“I tendered you the key to my little house so that you could use it for living purposes,” he said, “but without any notion that you’d start up in business. From all that I can gather you set out to abate the thirst of the whole Cherokee Nation.”

“Well, the poor devils are fixed up every other way,” Bart explained. “They draw beef rations, flour rations, blanket issues and so on, but nobody’s ever been thoughtful enough to provide them with licker rations, so they’re forced to live a one-sided, unbalanced kind of existence and I was striving to supply the lack and sort of round out their lives.”

“An’ you came near to finishing mine,” Carver stated.

“It was only that once,” Bart defended. “I did dispose of several cases at a right handsome profit and you’ve no notion how much they enjoyed theirselves the next night. It would have done your heart good to have heard it. All Caldwell turned out to listen to the expansive sounds emanating from the Cherokee camp south of town.”

Carver had placed that first illusive impression that Molly Lassiter was in grave need of something without which her life was not quite complete. It was no material requirement but a need that was deeper than that. She despised the ways of the two older half-brothers, who had been practically strangers to her during her own early life, showing up at her father’s home but infrequently. Later, after her own mother’s death, they had returned and made it their home. There had never been any bond between them and herself, and she had feared the effect their ways might exercise upon Bart. Freel had spoken the truth when he asserted that she knew what it was to have the law always barking at her door. Carver knew now that what she most needed was peace,—assurance that the same old conditions would not pertain to her life and Bart’s.

“Why do you put Molly up against that sort of thing?” he demanded.

“She didn’t know,” Bart returned.

“But she’d know if they happened to clamp down on you for it,” Carver insisted. “And that’s what she’s guarding against. She’s always had that sort of thing to fight off.”

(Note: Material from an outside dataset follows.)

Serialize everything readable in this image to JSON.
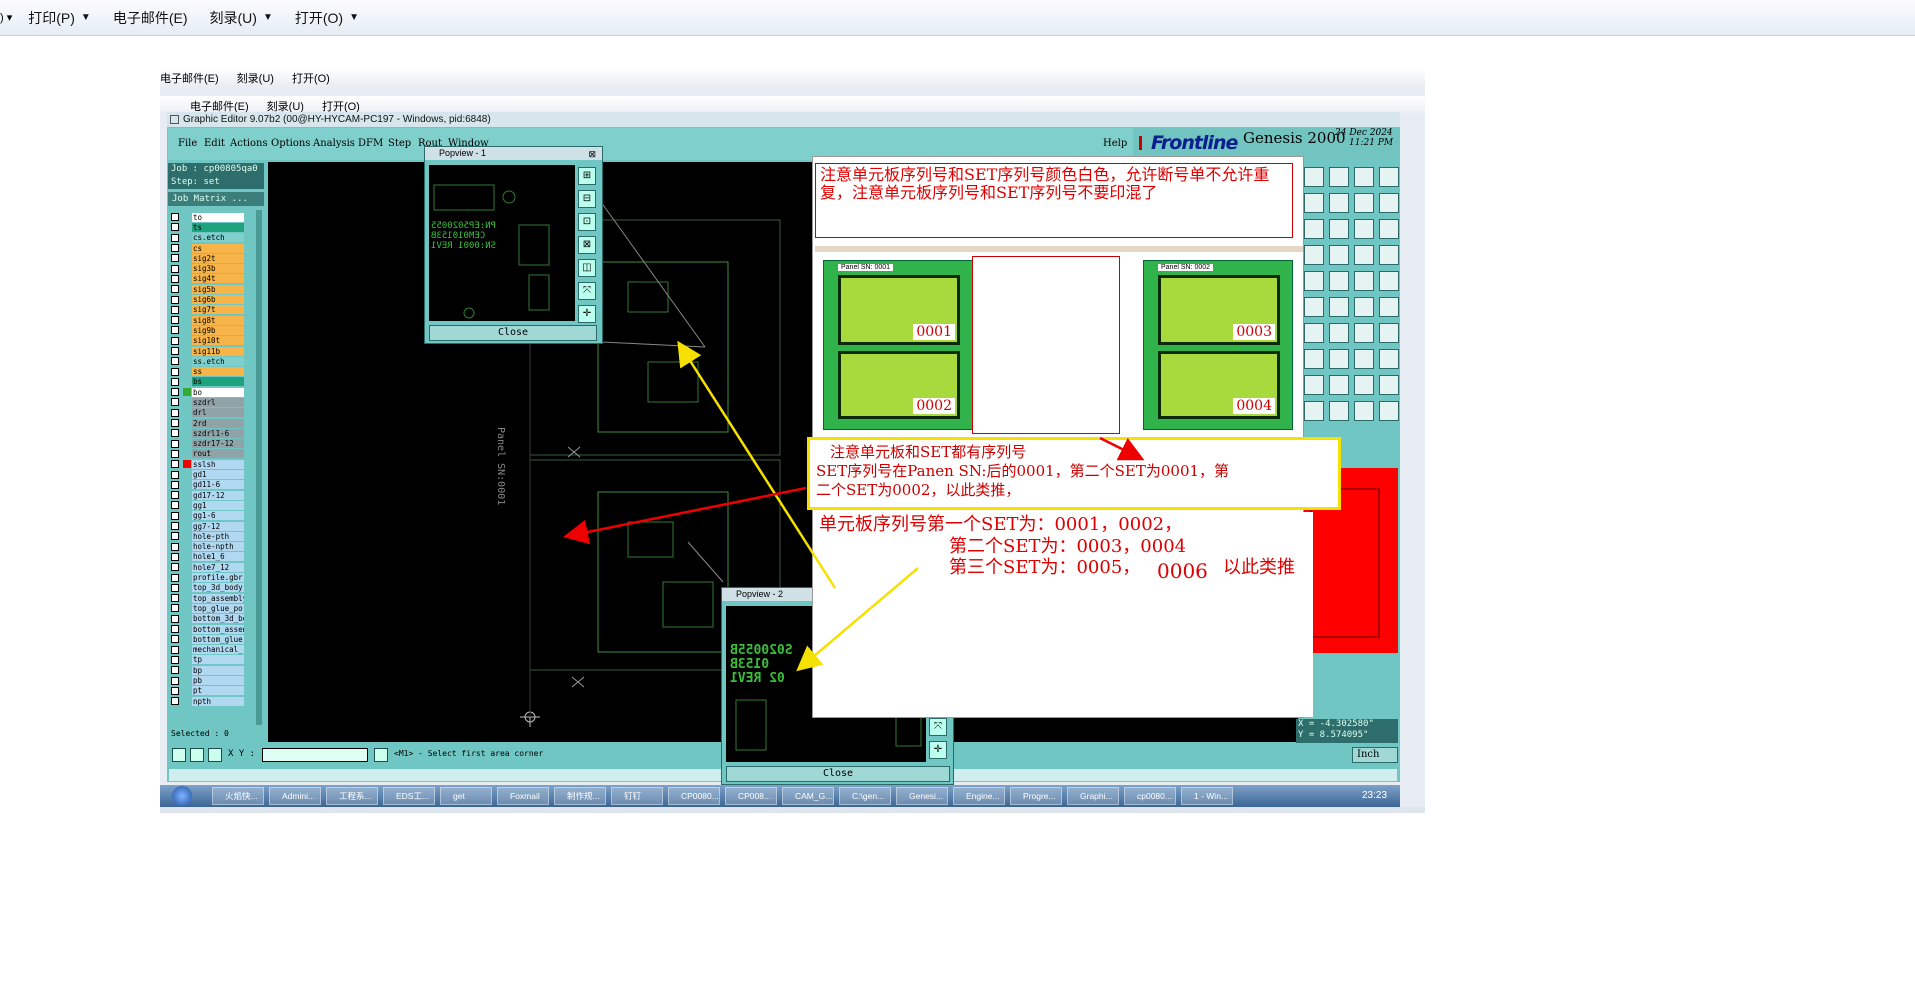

“She has for a fact,” Bart admitted. “The old man was a hard citizen himself, way back in his youth. He’d quieted down for a good many years but after the two boys came back he sort of leaned their way again. There’s been times when Molly and me was kids, and left all alone in the house or wherever we happened to be at the time, that folks would come round inquiring about his whereabouts, and the old man hiding out in the hills about them. She thought a lot of him, Molly did, and hated Milt and Noll for leading him off.”

“Then why don’t you shake them?” Carver demanded. “There’s no common bond between you and them, and Molly would be way better off.”